AI brief isn’t generated
- Check that you pasted a valid API key for the selected active provider
- Check your balance on the provider’s console (Mistral, OpenAI or Anthropic)
- If the provider returns a rate limit error, wait a few minutes and retry
- Generated briefs are stored in
dfpseo_recommendation; on error, the failure is also logged in that table with theerrorstatus
FAQ
Does the module work without Google Search Console?
No, GSC is the primary data source. The module needs at least 60 to 90 days of history to produce reliable predictions and compute seasonality. If your store has just launched, wait until you have at least 2 months of indexed data before installing the module.
How much does an AI brief cost?
It depends on the chosen provider. With Mistral (default), expect around €0.002 per brief. OpenAI GPT-4o-mini around €0.005. Claude Haiku around €0.004. You bring your own API key and pay the provider directly — DataFirefly takes no fee.
How many keywords can the module track?
There’s no hard-coded limit. A standard sync pulls up to 250,000 rows (date × query × page) per call — covering nearly all stores. Beyond that, increase the PHP memory allocated to the cron worker.
Is the module compatible with other SEO modules?
Yes, Predictive SEO never writes to product pages or meta — it only reads GSC and produces recommendations. It’s fully compatible with all existing SEO modules (DataFirefly or third-party).

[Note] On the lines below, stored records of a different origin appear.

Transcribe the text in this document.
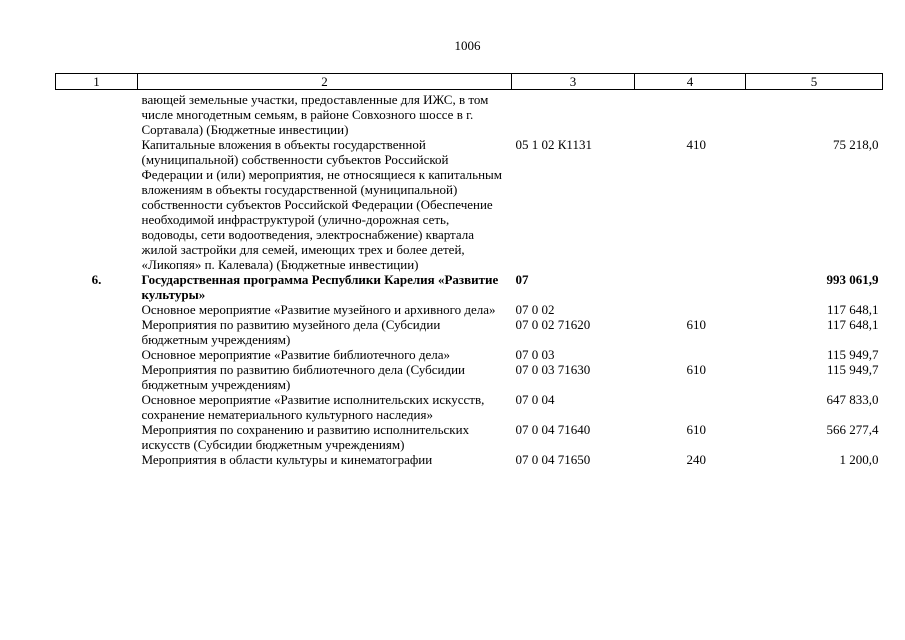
1006
1	2	3	4	5
	вающей земельные участки, предоставленные для ИЖС, в том числе многодетным семьям, в районе Совхозного шоссе в г. Сортавала) (Бюджетные инвестиции)			
	Капитальные вложения в объекты государственной (муниципальной) собственности субъектов Российской Федерации и (или) мероприятия, не относящиеся к капитальным вложениям в объекты государственной (муниципальной) собственности субъектов Российской Федерации (Обеспечение необходимой инфраструктурой (улично-дорожная сеть, водоводы, сети водоотведения, электроснабжение) квартала жилой застройки для семей, имеющих трех и более детей, «Ликопяя» п. Калевала) (Бюджетные инвестиции)	05 1 02 К1131	410	75 218,0
6.	Государственная программа Республики Карелия «Развитие культуры»	07		993 061,9
	Основное мероприятие «Развитие музейного и архивного дела»	07 0 02		117 648,1
	Мероприятия по развитию музейного дела (Субсидии бюджетным учреждениям)	07 0 02 71620	610	117 648,1
	Основное мероприятие «Развитие библиотечного дела»	07 0 03		115 949,7
	Мероприятия по развитию библиотечного дела (Субсидии бюджетным учреждениям)	07 0 03 71630	610	115 949,7
	Основное мероприятие «Развитие исполнительских искусств, сохранение нематериального культурного наследия»	07 0 04		647 833,0
	Мероприятия по сохранению и развитию исполнительских искусств (Субсидии бюджетным учреждениям)	07 0 04 71640	610	566 277,4
	Мероприятия в области культуры и кинематографии	07 0 04 71650	240	1 200,0
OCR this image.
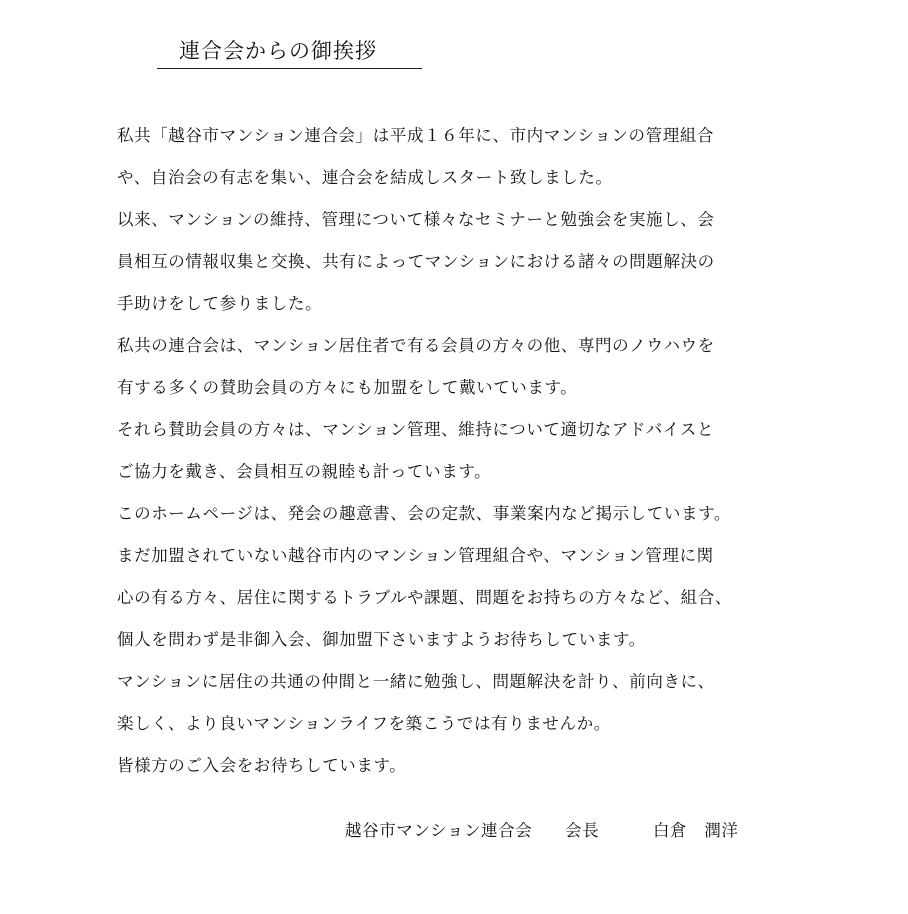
連合会からの御挨拶

私共「越谷市マンション連合会」は平成１６年に、市内マンションの管理組合

や、自治会の有志を集い、連合会を結成しスタート致しました。

以来、マンションの維持、管理について様々なセミナーと勉強会を実施し、会

員相互の情報収集と交換、共有によってマンションにおける諸々の問題解決の

手助けをして参りました。

私共の連合会は、マンション居住者で有る会員の方々の他、専門のノウハウを

有する多くの賛助会員の方々にも加盟をして戴いています。

それら賛助会員の方々は、マンション管理、維持について適切なアドバイスと

ご協力を戴き、会員相互の親睦も計っています。

このホームページは、発会の趣意書、会の定款、事業案内など掲示しています。

まだ加盟されていない越谷市内のマンション管理組合や、マンション管理に関

心の有る方々、居住に関するトラブルや課題、問題をお持ちの方々など、組合、

個人を問わず是非御入会、御加盟下さいますようお待ちしています。

マンションに居住の共通の仲間と一緒に勉強し、問題解決を計り、前向きに、

楽しく、より良いマンションライフを築こうでは有りませんか。

皆様方のご入会をお待ちしています。

越谷市マンション連合会 会長	白倉　潤洋
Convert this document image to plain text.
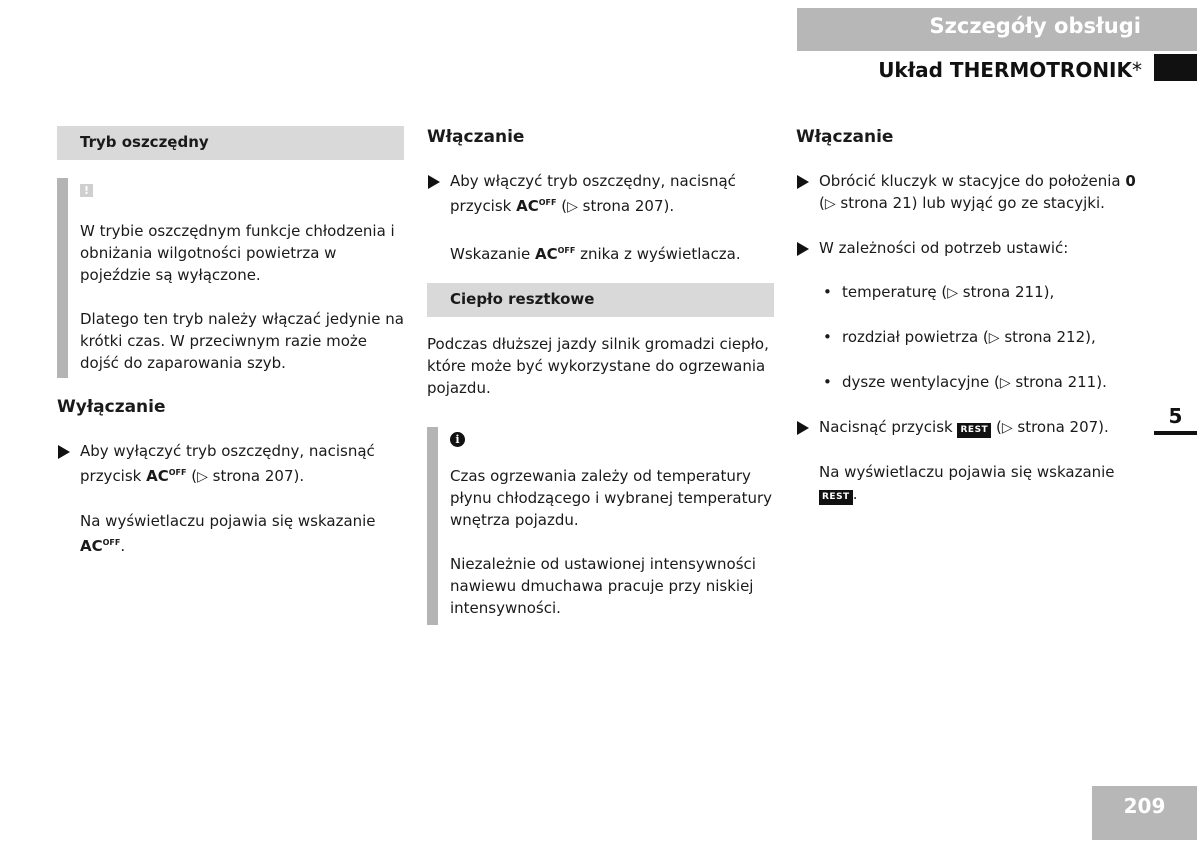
Szczegóły obsługi
Układ THERMOTRONIK*
5
209
Tryb oszczędny

!

W trybie oszczędnym funkcje chłodzenia i obniżania wilgotności powietrza w pojeździe są wyłączone.

Dlatego ten tryb należy włączać jedynie na krótki czas. W przeciwnym razie może dojść do zaparowania szyb.

Wyłączanie
Aby wyłączyć tryb oszczędny, nacisnąć przycisk $AC^{OFF}$ (▷ strona 207).
Na wyświetlaczu pojawia się wskazanie
$AC^{OFF}$.
Włączanie
Aby włączyć tryb oszczędny, nacisnąć przycisk $AC^{OFF}$ (▷ strona 207).
Wskazanie $AC^{OFF}$ znika z wyświetlacza.
Ciepło resztkowe

Podczas dłuższej jazdy silnik gromadzi ciepło, które może być wykorzystane do ogrzewania pojazdu.

i

Czas ogrzewania zależy od temperatury płynu chłodzącego i wybranej temperatury wnętrza pojazdu.

Niezależnie od ustawionej intensywności nawiewu dmuchawa pracuje przy niskiej intensywności.

Włączanie
Obrócić kluczyk w stacyjce do położenia 0
(▷ strona 21) lub wyjąć go ze stacyjki.
W zależności od potrzeb ustawić:
• temperaturę (▷ strona 211),
• rozdział powietrza (▷ strona 212),
• dysze wentylacyjne (▷ strona 211).
Nacisnąć przycisk REST (▷ strona 207).
Na wyświetlaczu pojawia się wskazanie REST .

Is my GSC data stored on DataFirefly?
No. All data stays on your server, in your PrestaShop database. The module calls the Google API directly with your OAuth credentials, and calls the AI providers directly with your API key. No data transits through DataFirefly servers.
Which prediction horizon is most reliable?
The 7-14 day horizon is highly reliable (narrow 95% interval). The 30-60 day horizon is indicative (widened interval). Beyond 90 days, predictions become too uncertain for operational decisions — the module still computes them but flags low confidence.